例えば、Migrunは特定の国に移住する移民だけでなく、モロッコからイタリア、ロシアからイタリア、トルコからイタリアなど、ある国から別の国に移住するグループを対象としたリソースも提供しています。ユーザーは、母国または居住国で同じ手続きを経験した人とチャットしたり、同様のケースや公的に文書化されたビザ要件について訓練された会話アシスタントを利用したりすることができます。

「私たちの主な目標は、当社のプラットフォームを通じてのみ働く移民アシスタントのネットワークを構築することです」とシピロフ氏は述べた。「私たちは数千件の移民案件の詳細な情報を保有しており、将来的にはさらに数万件の案件を取り扱う予定です。このデータには、移民の完全なプロフィール、ビザおよび居住許可申請に使用されたすべての書類(パスポート、出生証明書、銀行記録を含む)、移民とアシスタントとのやり取りのチャットログなどが含まれます。このデータを常に最新の状態に保っているため、領事館や移民局の要件が変更された場合、ほぼ即座に把握できます。また、申請が承認されたか却下されたか、却下された場合はその理由も把握しています。」

ミグラン
Migrunは、有料と無料の両方で幅広い移民関連リソースを提供しています。画像クレジット: Migrun

ミグルンは、このデータを用いて、その名も「バーチャルアシスタンス」と呼ばれる会話型アシスタントの学習に活用しています。シピロフ氏は、入国審査官の法律解釈が一般的な解釈と異なる場合など、移民に関する判断における偏りさえも考慮できると主張しています。

「当社の膨大なデータセットのおかげで、アシスタントは非常に具体的なアドバイスを提供できます。例えば、イスタンブールでポルトガルのデジタルノマドビザを申請する方法などです」とシピロフ氏は述べた。「ほとんどの場合、自分の主張が正しいことを証明するために議論するよりも、担当官や入国管理局の希望に合わせて申請書を調整する方が簡単です。これにより、時間と費用を大幅に節約できます。」

ミグルンが保管しているデータは膨大で、特に人権状況の悪い国からの移民にとってはなおさらだ。シピロフ氏は、プラットフォームは移民の身元を匿名に保ち、必要性を明確に示さずに個人データを第三者サービスプロバイダーに渡すことはないと主張している。しかし、シピロフ氏は、ユーザーが早期にデータ削除を要求しない限り、ミグルンがこのデータを一定期間(少なくとも90日間、最長1年間)保持することを認めている

ミグルンの保持ポリシーを明確にするよう求められたシピロフ氏は、「当社にとってルールはシンプルです。個人データを販売しません」と述べた。
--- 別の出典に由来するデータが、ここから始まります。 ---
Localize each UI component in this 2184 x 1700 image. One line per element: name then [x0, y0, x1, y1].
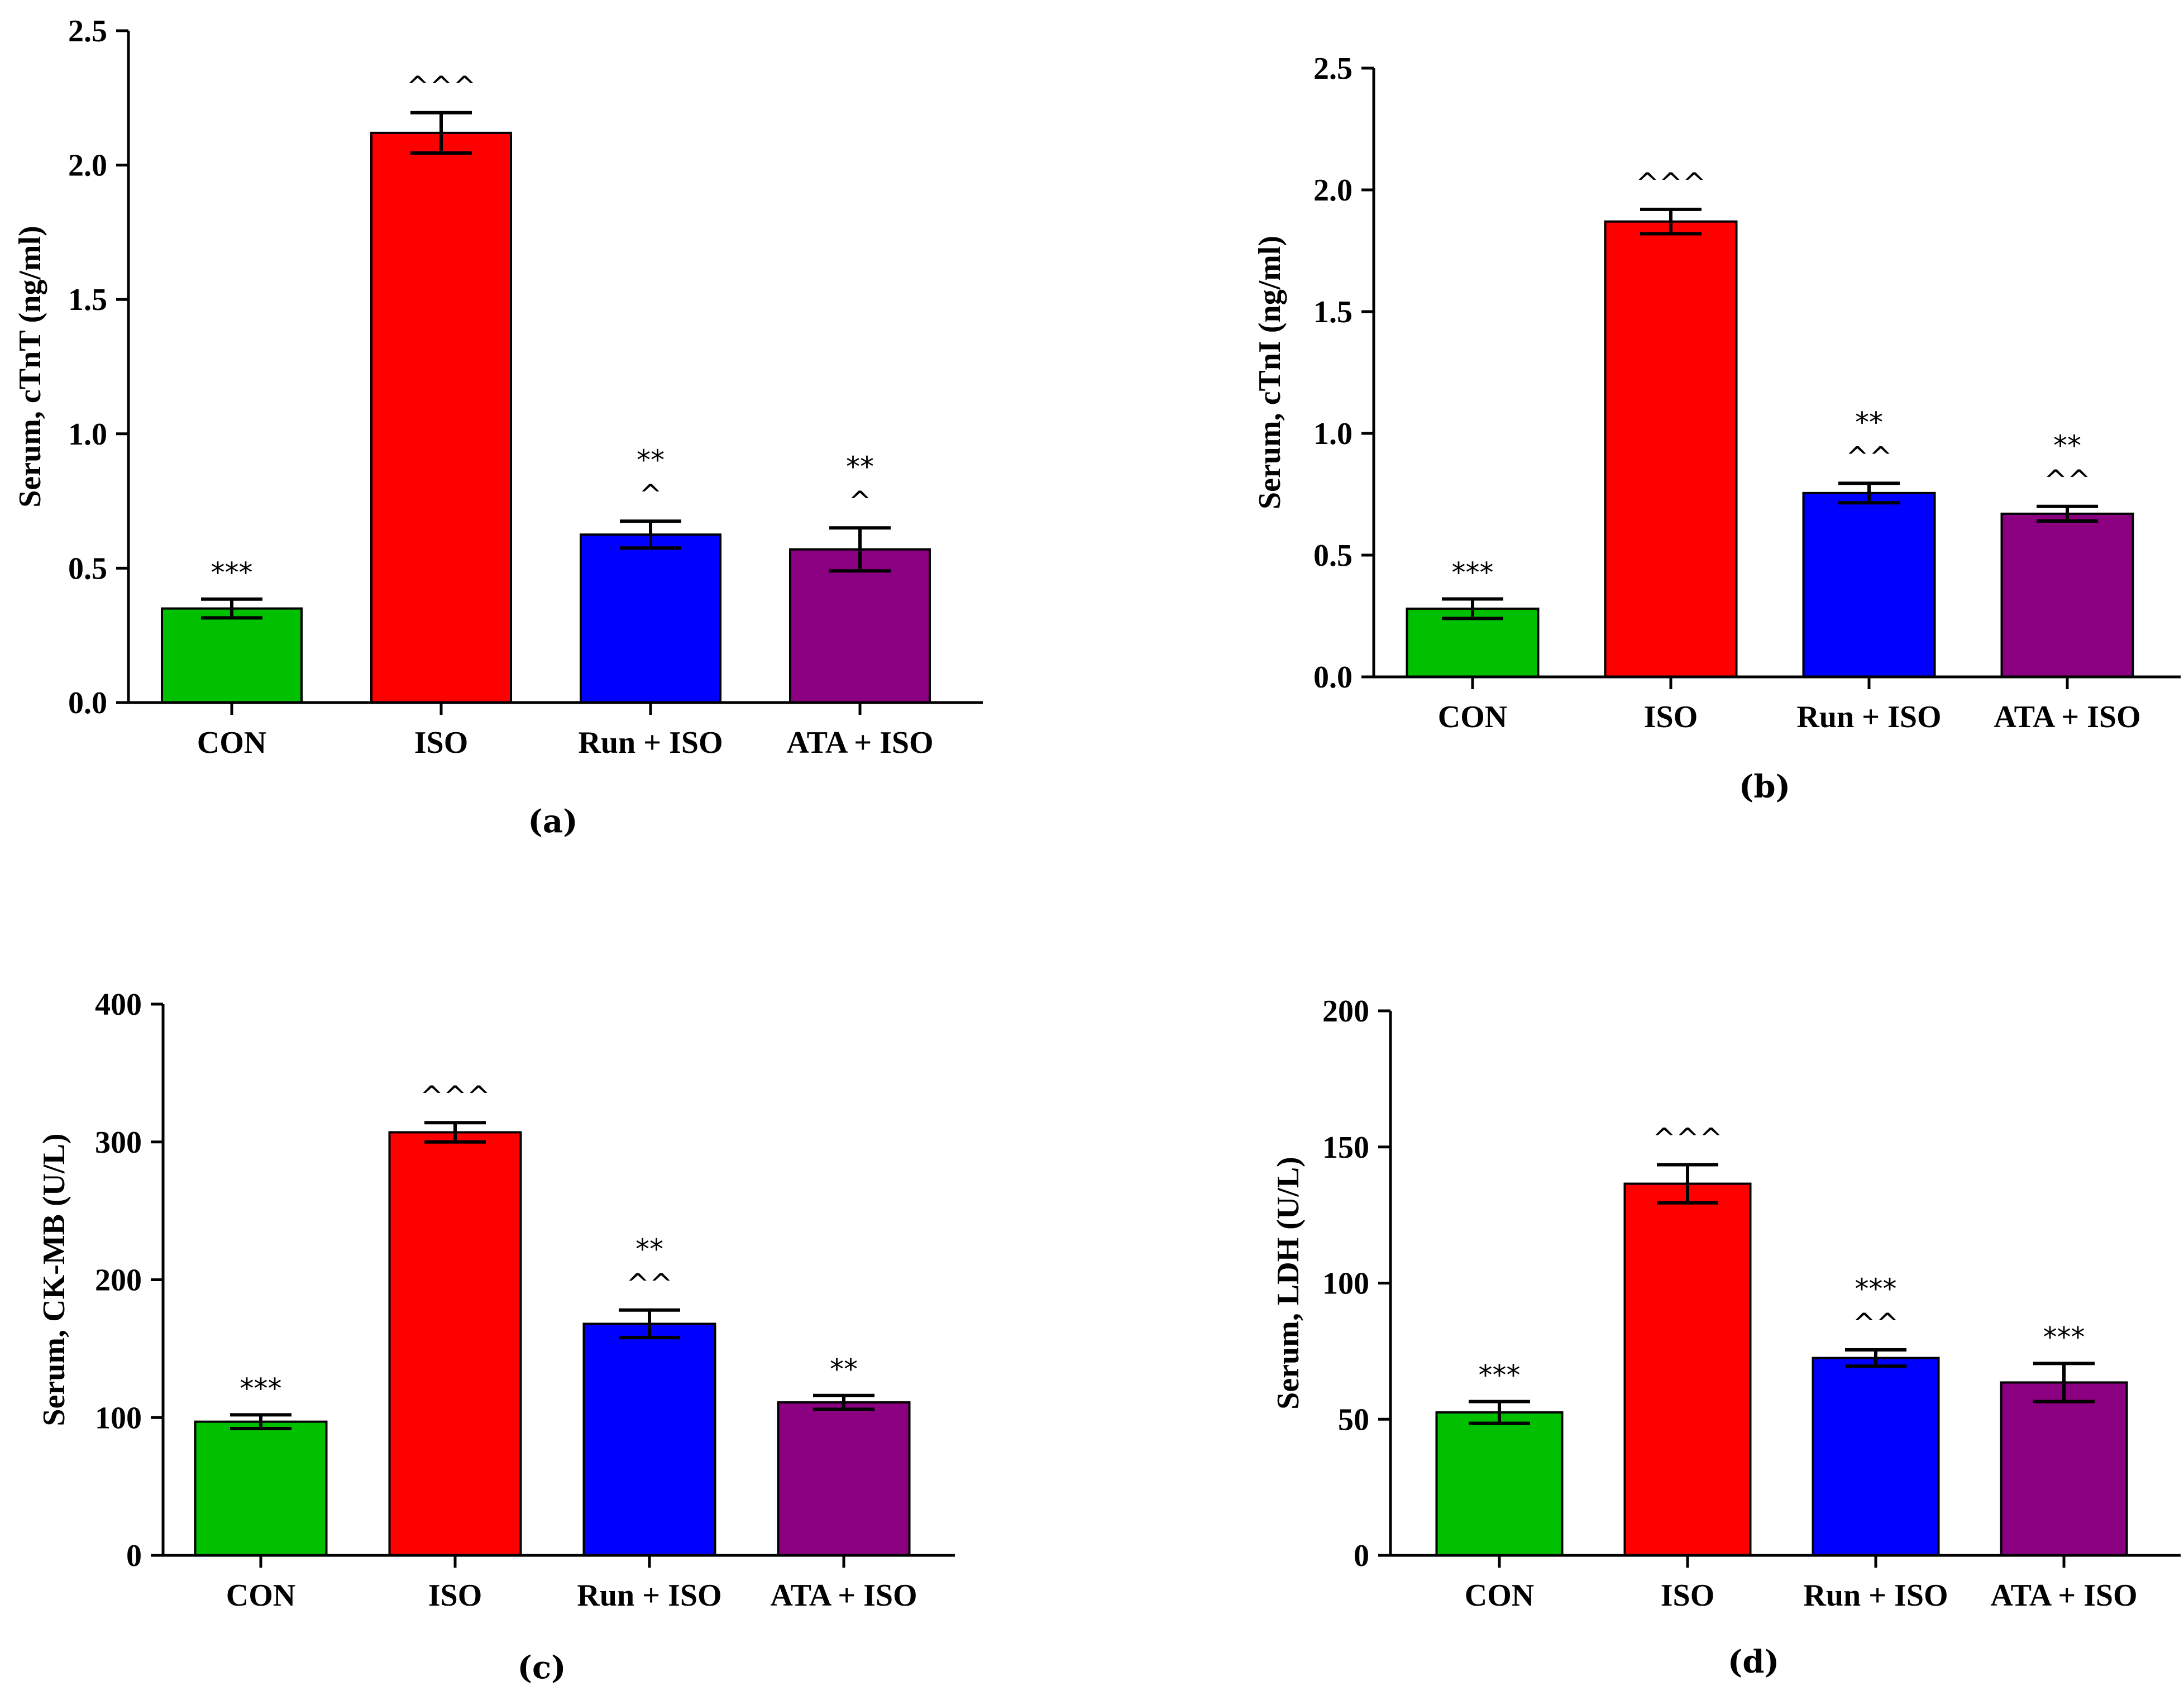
bar-1	[1623, 1182, 1752, 1556]
significance-mark: ^	[639, 479, 662, 511]
significance-mark: ***	[1452, 556, 1494, 589]
category-label: Run + ISO	[1803, 1578, 1948, 1613]
bar-3	[2000, 1381, 2128, 1556]
significance-mark: **	[637, 444, 665, 476]
category-label: Run + ISO	[577, 1578, 721, 1613]
significance-mark: ***	[1855, 1273, 1897, 1305]
y-tick-label: 1.0	[1313, 417, 1353, 451]
significance-mark: ***	[240, 1372, 282, 1405]
bar-1	[370, 131, 512, 704]
significance-mark: **	[1855, 406, 1883, 438]
bar-3	[777, 1401, 911, 1556]
significance-mark: ***	[2043, 1321, 2085, 1353]
category-label: ATA + ISO	[770, 1578, 917, 1613]
panel-c: ***CON^^^ISO**^^Run + ISO**ATA + ISO0100…	[37, 987, 955, 1686]
significance-mark: ^^^	[420, 1080, 490, 1112]
y-tick-label: 2.0	[1313, 173, 1353, 208]
y-tick-label: 200	[95, 1263, 142, 1298]
panel-d: ***CON^^^ISO***^^Run + ISO***ATA + ISO05…	[1271, 994, 2181, 1680]
panel-caption: (a)	[528, 803, 577, 840]
significance-mark: ^^^	[1652, 1122, 1723, 1154]
y-tick-label: 0.0	[68, 686, 107, 720]
bar-2	[1812, 1357, 1940, 1556]
panel-b: ***CON^^^ISO**^^Run + ISO**^^ATA + ISO0.…	[1253, 51, 2181, 805]
panel-caption: (c)	[517, 1649, 566, 1686]
y-tick-label: 2.0	[68, 149, 107, 183]
y-tick-label: 50	[1338, 1402, 1369, 1437]
y-axis-label: Serum, cTnI (ng/ml)	[1253, 236, 1287, 509]
category-label: ISO	[414, 725, 469, 760]
bar-2	[580, 533, 721, 704]
y-tick-label: 2.5	[1313, 51, 1353, 86]
category-label: ATA + ISO	[1990, 1578, 2137, 1613]
bar-2	[1802, 491, 1936, 678]
significance-mark: ^^^	[1636, 167, 1706, 199]
category-label: ISO	[1661, 1578, 1715, 1613]
significance-mark: ***	[1479, 1359, 1521, 1392]
bar-1	[1604, 220, 1738, 678]
significance-mark: **	[830, 1353, 858, 1386]
significance-mark: ^^^	[406, 70, 476, 103]
panel-a: ***CON^^^ISO**^Run + ISO**^ATA + ISO0.00…	[13, 14, 983, 840]
y-tick-label: 400	[95, 987, 142, 1022]
y-tick-label: 0.5	[1313, 538, 1353, 573]
y-tick-label: 300	[95, 1125, 142, 1160]
category-label: ATA + ISO	[786, 725, 933, 760]
significance-mark: ^^	[2044, 464, 2091, 496]
y-tick-label: 0	[126, 1539, 142, 1573]
panel-caption: (b)	[1739, 768, 1790, 805]
y-tick-label: 0.5	[68, 551, 107, 586]
category-label: CON	[1465, 1578, 1534, 1613]
y-tick-label: 150	[1322, 1130, 1369, 1165]
y-tick-label: 200	[1322, 994, 1369, 1029]
category-label: Run + ISO	[1796, 700, 1941, 734]
bar-2	[582, 1322, 716, 1556]
category-label: ISO	[1644, 700, 1698, 734]
bar-0	[194, 1420, 328, 1557]
category-label: Run + ISO	[578, 725, 723, 760]
y-axis-label: Serum, cTnT (ng/ml)	[13, 226, 47, 508]
y-tick-label: 0	[1354, 1539, 1369, 1573]
panel-caption: (d)	[1728, 1644, 1779, 1680]
bar-3	[789, 548, 931, 704]
category-label: ATA + ISO	[1994, 700, 2140, 734]
significance-mark: **	[635, 1233, 663, 1266]
bar-0	[161, 607, 303, 704]
significance-mark: ^^	[1852, 1307, 1899, 1340]
y-tick-label: 100	[95, 1401, 142, 1435]
significance-mark: ***	[211, 557, 253, 589]
significance-mark: **	[846, 451, 874, 483]
category-label: CON	[226, 1578, 295, 1613]
significance-mark: ^	[848, 485, 872, 518]
y-tick-label: 1.5	[1313, 295, 1353, 330]
y-tick-label: 0.0	[1313, 660, 1353, 695]
y-axis-label: Serum, CK-MB (U/L)	[37, 1133, 71, 1426]
category-label: ISO	[428, 1578, 482, 1613]
category-label: CON	[1438, 700, 1507, 734]
bar-0	[1435, 1411, 1564, 1556]
y-tick-label: 1.0	[68, 417, 107, 452]
y-axis-label: Serum, LDH (U/L)	[1271, 1157, 1306, 1410]
bar-3	[2000, 512, 2134, 678]
y-tick-label: 1.5	[68, 283, 107, 317]
category-label: CON	[197, 725, 266, 760]
y-tick-label: 100	[1322, 1267, 1369, 1301]
significance-mark: ^^	[626, 1268, 673, 1300]
significance-mark: **	[2053, 429, 2081, 462]
y-tick-label: 2.5	[68, 14, 107, 49]
bar-1	[388, 1131, 522, 1557]
significance-mark: ^^	[1846, 441, 1893, 473]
VisaDBやLawfullyといった移民機関も競合と見なすMigrunは、これまで完全に自力で立ち上げてきた。Shipilov氏によると、同社は3,900社以上の顧客と月間アクティブユーザー16,000人を擁しているという。

短期的な計画は成長に注力することです。従業員7名のMigrunは、来年、より多くの国へのサポート提供、AIアシスタントと書類処理自動化に関する製品開発への資金提供、そして年間売上高300万ドルへの増加を目指しています。(Migrunは設立後12ヶ月で80万ドルの売上を達成したと主張しています。)

「現在、当社の利益率は50%ですが、AIアシスタントの活用、自動化、コンサルタントの役割の縮小を通じて、2024年末までに70%、2025年には90%に引き上げることを目指しています」とシピロフ氏は述べた。「発展途上国からは毎年1億人以上が移民しています。そのため、120億ドル規模の市場全体の3%から5%を獲得できたとしても、何百万人もの専門家、起業家、デジタルノマド、才能ある個人、不労所得者、そして家族がより良い場所を見つけ、生活を劇的に変え、数十億ドルもの節約を支援できることになります。」